Afrique - Tanzanie : le pragmatisme au service d'une idéologie originale - Les thèmes développés par le président Mitterrand en Afrique
De tous les pays africains colonisés par les Britanniques, la Tanzanie est le moins connu de l’opinion française, le moins anglicisé et le plus sensible aux conditions d’un socialisme africain qui trouve sa substance non seulement dans les traditions coutumières mais encore dans les théories d’importants économistes français. Pour M. Nyerere, le développement n’a pas seulement pour but de parvenir à équilibrer les échanges, mais il vise à construire une société plus juste et à promouvoir l’esprit national à partir de la reconnaissance de la personnalité particulière du pays.

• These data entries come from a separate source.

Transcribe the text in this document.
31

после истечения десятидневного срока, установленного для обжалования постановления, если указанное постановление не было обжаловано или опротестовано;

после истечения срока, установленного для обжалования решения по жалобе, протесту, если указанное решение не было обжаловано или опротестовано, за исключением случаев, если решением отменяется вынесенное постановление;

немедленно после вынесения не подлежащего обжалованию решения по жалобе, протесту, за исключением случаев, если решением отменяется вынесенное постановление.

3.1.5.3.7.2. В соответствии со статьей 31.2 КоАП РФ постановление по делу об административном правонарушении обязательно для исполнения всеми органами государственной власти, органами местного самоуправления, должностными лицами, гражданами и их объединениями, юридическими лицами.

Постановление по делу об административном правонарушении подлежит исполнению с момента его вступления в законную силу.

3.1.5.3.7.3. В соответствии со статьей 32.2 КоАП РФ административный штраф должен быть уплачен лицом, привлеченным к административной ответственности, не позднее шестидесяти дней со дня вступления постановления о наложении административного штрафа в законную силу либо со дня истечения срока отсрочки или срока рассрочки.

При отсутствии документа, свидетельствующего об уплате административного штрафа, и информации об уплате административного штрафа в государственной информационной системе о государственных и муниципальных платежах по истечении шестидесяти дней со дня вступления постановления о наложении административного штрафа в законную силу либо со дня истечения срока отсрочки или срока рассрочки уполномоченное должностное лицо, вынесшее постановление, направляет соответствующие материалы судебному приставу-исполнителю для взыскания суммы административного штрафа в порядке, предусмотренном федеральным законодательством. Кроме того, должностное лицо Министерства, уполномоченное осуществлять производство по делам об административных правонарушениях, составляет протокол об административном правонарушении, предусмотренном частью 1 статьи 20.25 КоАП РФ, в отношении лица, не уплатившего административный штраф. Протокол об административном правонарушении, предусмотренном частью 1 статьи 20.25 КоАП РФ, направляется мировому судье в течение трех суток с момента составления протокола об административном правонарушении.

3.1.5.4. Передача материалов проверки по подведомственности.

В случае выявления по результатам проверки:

L’un des États les plus peuplés d’Afrique avec près de 15 millions d’habitants, la Tanzanie connaît cette particularité de ne posséder aucune ethnie dominante et d’être formée de 126 petites tribus à la recherche d’une identité commune. Colonisée d’abord par l’Allemagne, puis placée sous la tutelle de la Grande-Bretagne, elle a eu, moins que d’autres, l’occasion d’adopter une culture étrangère et a dû trouver en elle-même les sources de son évolution culturelle ; sa fédération avec Zanzibar, qui compte moins d’un demi-million d’habitants mais qui appartient depuis des siècles au monde musulman et à l’ensemble économique proche-oriental, a augmenté la volonté de ses élites de créer une personnalité originale. À son indépendance, la Tanzanie était le pays le moins scolarisé d’Afrique avec 40 % de la population dont seulement 8 % poursuivaient des études au-delà du primaire ; de plus, quatre différents systèmes d’enseignement, réservés respectivement aux Européens, aux Indiens, aux Arabes et aux Africains, augmentaient la confusion, mais ont permis d’inventer un système original qui pût s’appliquer à toutes ces catégories humaines sans imposer une formation conçue par un peuple étranger ; d’où, naturellement, une plus grande facilité de diffusion d’une conscience nationale.
L’adoption, en 1967, du swahili comme langue officielle, dont l’usage avait envahi insensiblement tout le territoire durant la colonisation britannique, et surtout la création d’un Institut de recherches sur cette langue vernaculaire, organisme chargé d’en fixer la grammaire et de créer un vocabulaire scientifique, constituèrent une véritable révolution culturelle que ne connut aucun autre pays d’Afrique et qui fut l’œuvre personnelle du Mwalimu Nyerere (« maître d’école » en Swahili).